Penelitian ini berusaha mengungkapkan kritik sosial dalam cerpen Pelajaran Mengarang dengan pendekatan semiotika Pierce yang menggunakan trikotomi relasi tiga unsur tanda, yaitu hubungan antara represetamen, objek, dan interpretan. Penelitian ini adalah penelitian desktiptif kualitatif dan metode studi pustaka. Metode pengumpulan datanya adalah dengan kegiatan membaca, mengidentifikasi, mencatat, dan menafsirkan data. Melalui penelitian ini, penulis berhasil menemukan tanda berupa ikon, indeks, dan simbol.
1. Ikon
Melalui analisis narasi dan dialog dalam cerpen, penulis menemukan dua ikon yang berfungsi sebagai penanda lingkungan sosial dan sebuah profesi yaitu wanita penghibur. Lingkungan sosial yang dimaksud adalah lingkungan tempat tinggal Sandra yang lekat dengan tempat hiburan malam, kondisi ini direpresentasikan dengan keadaan lingkungan rumah yang berantakan dan kumuh. Penggambaran tempat kerja yang identik dengan kondisi remang-remang dan dipenuhi aktivitas yang memuat unsur-unsur asusila,
sedangkan ikon wanita penghibur direpresentasikan dengan tingkah laku ibu Sandra yang sering bepergian untuk memenuhi pesanan dan jarang pulang selama berhari-hari.
2. Indeks
Penulis menemukan tiga indeks, yaitu status sosial yang rendah, penyimpangan sosial, dan gangguan psikologis. Status sosial yang rendah diindikasikan dengan banyaknya penggunaan kosakata makian dalam percakapan sehari-hari, bahkan mengarah kepada kotakata asusila yang tak pantas. Penyimpangan sosial diindikasikan dengan perilaku tokoh yang merupakan respon dari lingkungan sosial yang ditinggalinya, yaitu lingkungan hiburan malam. Perilaku tokoh tersebut adalah salah satu bentuk caranya dalam menjalankan pekerjaan atau profesinya sebagai wanita penghibur. Terakhir, indikasi gangguan psikologis yang dialami oleh Sandra dapat dilihat dari pergumulan batin yang ia alami, yang mana hal itu menandakan adanya krisis identitas dalam dirinya.
3. Simbol
Penulis menemukan satu simbol yang merepresentasikan gaya hidup. Gaya hidup yang dimaksud ada beberapa hal, yaitu gaya hidup keluarga Sandra yang mana rumahnya selalu terlihat kumuh dan penuh dengan laki-laki langganan ibunya, serta gaya hidup masyarakat perkotaan yang konsumtif dan cenderung hidup mewah. Demi menghidupi Sandra dan menyesuaikan dengan gaya hidup di Jakarta, ibu Sandra bahkan tak peduli jika harus menjual dirinya sendiri.

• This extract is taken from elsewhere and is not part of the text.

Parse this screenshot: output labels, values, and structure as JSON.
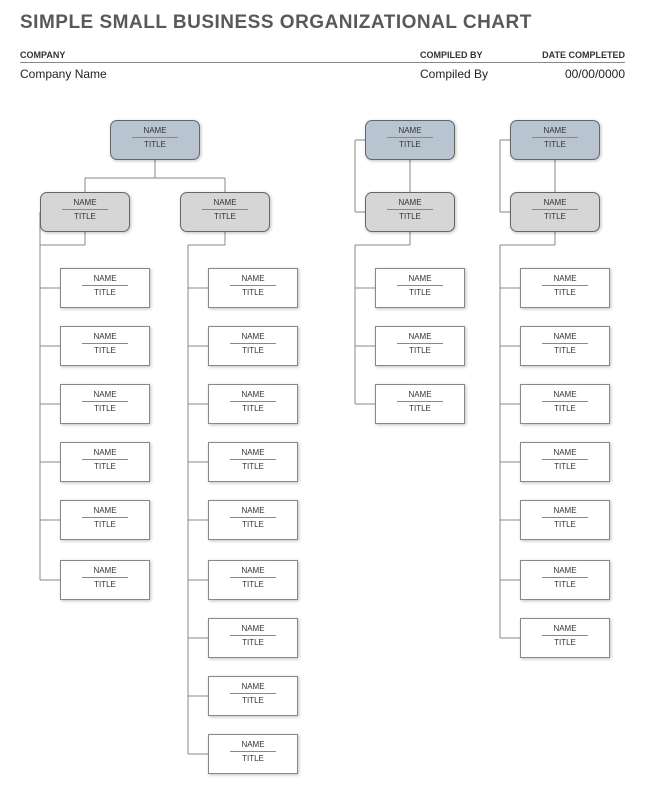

Selain menemukan tanda dan maknanya, penulis juga menyimpulkan beberapa kritik sosial yang berusaha penulis cerpen sampaikan melalui cerpen Pelajaran Mengarang, yaitu:
1. Masyarakat masih menutup mata terhadap berbagai fenomena yang menyangkut penyimpangan norma, moral, dan asusila.

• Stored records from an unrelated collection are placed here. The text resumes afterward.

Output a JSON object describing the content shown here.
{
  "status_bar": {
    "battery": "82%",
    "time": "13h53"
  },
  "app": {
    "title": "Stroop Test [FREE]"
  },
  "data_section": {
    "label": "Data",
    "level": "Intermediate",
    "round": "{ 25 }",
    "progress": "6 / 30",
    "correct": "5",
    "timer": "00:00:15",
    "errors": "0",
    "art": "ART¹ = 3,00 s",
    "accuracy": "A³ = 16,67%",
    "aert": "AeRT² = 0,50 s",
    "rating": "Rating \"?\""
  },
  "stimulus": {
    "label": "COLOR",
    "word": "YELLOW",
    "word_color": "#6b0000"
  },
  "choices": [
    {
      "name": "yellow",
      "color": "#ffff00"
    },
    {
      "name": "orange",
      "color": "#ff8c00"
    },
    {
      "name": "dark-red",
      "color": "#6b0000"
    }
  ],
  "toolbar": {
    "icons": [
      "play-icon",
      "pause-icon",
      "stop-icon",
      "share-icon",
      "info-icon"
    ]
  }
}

2. Kebanyakan masyarakat ibukota lebih takut hidup mlarat daripada hidup dengan status sosial dan norma yang baik.
3. Lingkungan sosial memiliki dampak yang besar dalam memberikan perombakan besar pada kehidupan individu.
4. Masyarakat Indonesia mengaku memegang teguh norma dan nilai-nilai luhur, tetapi kenyataannya fenomena penyimpangan sosial malah mengakar di masyarakat.